The year was probably 1970 or 1971. I was a sophomore or junior in college, and I believe it was a Saturday. My girlfriend and I decided to go over to Berkeley for the day, looking at shops and gawking at the “street people”. Walking around the campus, I discovered a poster for a concert of gospel music. Big Mama Mae Thornton was the headliner.
Now gospel music wasn’t ordinarily my thing, but for some reason I was seized with a desire to attend. I went looking for a box office to buy a ticket, but they were already sold out. That didn’t stop me however. We went back to our own campus for dinner, and returned to Berkeley in the evening to see the concert. I had this odd certainty that we would get into the concert, even though it was sold out. And that’s exactly what happened! I simply stood outside the hall and waited. Eventually, just as if it had been pre-ordained, someone came up and offered us tickets that they were not able to use.
The concert was amazing. What I remember most clearly was that Big Mama Thornton could fill the entire hall with her voice as she belted out one song after another, and then bring her voice straight down to a bare whisper, although even that whisper was as clear as a bell. I, along with everyone else in the room, was mesmerized.
But the point of this story isn’t simply that I got to attend a nice concert. The point is that I discovered a force that has played a big role in my life ever since – I call it “intentionality”. If you form a very firm, unshakably firm, intention, then the world will often arrange itself so that your intention is fulfilled. Once I learned how to use intentionality, I was able to put it to use in the service of larger goals – getting into grad school, and winning a scholarship to Japan are two examples.
If you form a very firm, unshakably firm, intention, then the world will often arrange itself so that your intention is fulfilled.

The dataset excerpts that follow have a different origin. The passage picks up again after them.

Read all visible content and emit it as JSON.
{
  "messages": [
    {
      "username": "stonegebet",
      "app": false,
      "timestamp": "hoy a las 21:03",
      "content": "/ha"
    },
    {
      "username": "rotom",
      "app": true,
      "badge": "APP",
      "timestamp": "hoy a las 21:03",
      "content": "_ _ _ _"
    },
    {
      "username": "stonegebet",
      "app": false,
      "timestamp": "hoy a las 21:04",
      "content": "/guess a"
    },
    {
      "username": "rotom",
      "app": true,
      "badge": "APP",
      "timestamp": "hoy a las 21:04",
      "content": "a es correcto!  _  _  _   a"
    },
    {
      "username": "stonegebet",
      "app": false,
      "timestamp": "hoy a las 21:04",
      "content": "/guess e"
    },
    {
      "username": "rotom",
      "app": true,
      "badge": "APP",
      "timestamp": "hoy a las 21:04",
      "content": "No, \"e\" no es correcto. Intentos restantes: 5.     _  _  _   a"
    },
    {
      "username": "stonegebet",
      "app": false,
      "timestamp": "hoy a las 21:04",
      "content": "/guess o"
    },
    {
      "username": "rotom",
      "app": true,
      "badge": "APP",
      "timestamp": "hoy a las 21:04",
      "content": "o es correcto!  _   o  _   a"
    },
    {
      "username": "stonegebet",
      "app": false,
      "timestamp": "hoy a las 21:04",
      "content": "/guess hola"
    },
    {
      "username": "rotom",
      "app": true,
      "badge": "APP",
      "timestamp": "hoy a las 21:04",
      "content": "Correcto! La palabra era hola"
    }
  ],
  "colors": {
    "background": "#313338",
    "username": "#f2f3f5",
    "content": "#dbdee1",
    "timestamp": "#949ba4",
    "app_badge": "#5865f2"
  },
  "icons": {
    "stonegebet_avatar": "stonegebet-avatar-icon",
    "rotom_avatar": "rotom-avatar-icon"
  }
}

Intentionality isn’t fulfilled every single time. When one’s own intentionality relates to or crosses with the intentionality of another (e.g. “my intention is to make this person fall in love with me”, or “my intention is to sell this person my product”) fulfillment (in my experience at least) becomes a much trickier business. To be fulfilled, your intentionality must be in alignment with the free will of the other person, and also with the designs of Heaven.